According to the technical scheme, coding attribute information, bandwidth allocation priority and allocable bandwidth of each type of media stream in a target communication link are obtained; based on the bandwidth allocation sequence corresponding to the bandwidth allocation priority, allocating bandwidth for each type of media stream in sequence according to the preset bandwidth allocation gear configuration until no bandwidth can be allocated or the highest bandwidth allocation gear is reached; in each preset bandwidth allocation gear, determining a bandwidth allocation result of each type of media stream according to the real-time network state and the coding attribute information of the target communication link; the coding attribute information includes a reference coding rate value that matches each preset bandwidth allocation gear. The technical scheme of the embodiment of the disclosure solves the problem that the existing bandwidth allocation strategy can not simultaneously consider the bandwidth requirements of the high-priority media stream and the low-priority media stream, and can reallocate the bandwidth on the basis of guaranteeing the basic operation of each priority media stream through the stepped multiple bandwidth allocation strategy so as to simultaneously meet the bandwidth requirements of the media streams with different priorities.

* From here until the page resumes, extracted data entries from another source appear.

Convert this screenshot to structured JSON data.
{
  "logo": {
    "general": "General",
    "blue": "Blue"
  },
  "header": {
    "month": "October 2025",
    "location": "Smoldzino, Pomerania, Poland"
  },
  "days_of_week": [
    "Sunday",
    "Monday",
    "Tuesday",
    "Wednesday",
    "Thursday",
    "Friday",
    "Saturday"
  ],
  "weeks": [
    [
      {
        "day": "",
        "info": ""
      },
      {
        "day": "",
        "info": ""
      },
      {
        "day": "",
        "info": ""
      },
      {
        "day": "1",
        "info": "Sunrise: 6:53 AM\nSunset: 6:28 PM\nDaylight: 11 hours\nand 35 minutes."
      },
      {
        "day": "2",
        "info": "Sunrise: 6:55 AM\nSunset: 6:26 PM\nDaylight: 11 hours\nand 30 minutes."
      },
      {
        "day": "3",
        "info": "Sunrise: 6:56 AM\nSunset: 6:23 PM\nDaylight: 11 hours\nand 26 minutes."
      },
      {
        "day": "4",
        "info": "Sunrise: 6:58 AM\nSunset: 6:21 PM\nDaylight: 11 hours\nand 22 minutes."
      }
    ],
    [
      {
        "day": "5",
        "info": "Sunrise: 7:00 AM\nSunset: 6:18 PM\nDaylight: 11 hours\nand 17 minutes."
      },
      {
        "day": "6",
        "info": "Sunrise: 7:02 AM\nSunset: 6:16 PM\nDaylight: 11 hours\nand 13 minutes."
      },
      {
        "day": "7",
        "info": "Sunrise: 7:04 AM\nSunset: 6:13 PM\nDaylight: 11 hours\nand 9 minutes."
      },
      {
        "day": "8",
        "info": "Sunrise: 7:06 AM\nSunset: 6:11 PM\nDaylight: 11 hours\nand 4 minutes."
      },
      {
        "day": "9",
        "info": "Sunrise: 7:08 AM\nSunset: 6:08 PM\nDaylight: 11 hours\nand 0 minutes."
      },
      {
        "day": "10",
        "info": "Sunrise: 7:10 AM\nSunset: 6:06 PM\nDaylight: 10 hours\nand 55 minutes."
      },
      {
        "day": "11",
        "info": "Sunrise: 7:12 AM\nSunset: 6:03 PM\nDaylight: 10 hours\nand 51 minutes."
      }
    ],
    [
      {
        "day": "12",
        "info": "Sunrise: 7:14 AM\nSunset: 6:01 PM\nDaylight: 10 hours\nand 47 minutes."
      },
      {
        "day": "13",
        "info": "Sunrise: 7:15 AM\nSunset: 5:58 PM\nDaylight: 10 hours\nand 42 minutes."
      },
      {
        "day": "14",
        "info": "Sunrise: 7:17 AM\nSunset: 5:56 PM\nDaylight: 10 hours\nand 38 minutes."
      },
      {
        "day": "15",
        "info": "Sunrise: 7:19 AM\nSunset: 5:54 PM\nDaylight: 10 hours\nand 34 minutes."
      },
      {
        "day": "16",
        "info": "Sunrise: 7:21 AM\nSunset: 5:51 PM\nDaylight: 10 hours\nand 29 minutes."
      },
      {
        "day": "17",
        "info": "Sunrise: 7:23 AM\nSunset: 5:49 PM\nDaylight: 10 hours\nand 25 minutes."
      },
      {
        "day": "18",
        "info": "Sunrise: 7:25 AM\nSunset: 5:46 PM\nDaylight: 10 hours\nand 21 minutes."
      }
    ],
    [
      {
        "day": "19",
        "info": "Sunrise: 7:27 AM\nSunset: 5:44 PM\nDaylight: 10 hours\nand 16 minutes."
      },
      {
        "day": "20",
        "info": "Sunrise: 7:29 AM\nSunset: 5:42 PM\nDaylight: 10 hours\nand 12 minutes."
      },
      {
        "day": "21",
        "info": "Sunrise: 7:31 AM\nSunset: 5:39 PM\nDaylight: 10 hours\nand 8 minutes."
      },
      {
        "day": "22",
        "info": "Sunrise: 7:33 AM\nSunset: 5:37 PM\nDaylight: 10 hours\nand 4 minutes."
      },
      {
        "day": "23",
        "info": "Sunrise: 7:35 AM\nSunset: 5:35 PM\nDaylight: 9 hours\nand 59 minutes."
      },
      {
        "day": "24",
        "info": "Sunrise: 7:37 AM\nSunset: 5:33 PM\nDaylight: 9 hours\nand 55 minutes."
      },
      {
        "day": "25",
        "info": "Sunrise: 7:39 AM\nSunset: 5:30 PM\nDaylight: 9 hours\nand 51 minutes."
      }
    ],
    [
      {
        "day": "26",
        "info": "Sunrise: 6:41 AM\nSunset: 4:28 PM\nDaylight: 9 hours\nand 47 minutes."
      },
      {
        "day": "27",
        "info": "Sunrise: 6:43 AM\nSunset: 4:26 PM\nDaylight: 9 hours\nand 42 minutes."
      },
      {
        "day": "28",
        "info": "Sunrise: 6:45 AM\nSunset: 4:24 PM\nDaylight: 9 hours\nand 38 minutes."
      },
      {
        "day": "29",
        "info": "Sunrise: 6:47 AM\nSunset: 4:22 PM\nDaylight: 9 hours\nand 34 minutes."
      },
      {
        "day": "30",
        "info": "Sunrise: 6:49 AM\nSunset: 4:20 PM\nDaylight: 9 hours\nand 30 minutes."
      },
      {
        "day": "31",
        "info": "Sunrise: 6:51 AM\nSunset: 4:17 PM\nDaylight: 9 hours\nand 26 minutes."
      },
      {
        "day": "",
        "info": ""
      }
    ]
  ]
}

In an alternative embodiment, the bandwidth allocation module 420 is specifically configured to:

determining a real-time bandwidth redundancy rate according to the real-time network state;

Respectively calculating the product result of the real-time bandwidth redundancy rate and the reference coding code rate value corresponding to each type of media stream in the current preset bandwidth allocation gear;

and determining the product result as a bandwidth allocation result of each type of the media stream in the current preset bandwidth allocation gear.

In an alternative embodiment, in the preset bandwidth allocation gear, the bandwidth redundancy factor corresponding to the lowest preset bandwidth allocation gear is set to zero.

In an alternative embodiment, in the preset bandwidth allocation gear, the bandwidth redundancy factor corresponding to the highest preset bandwidth allocation gear is set to a preset maximum redundancy factor.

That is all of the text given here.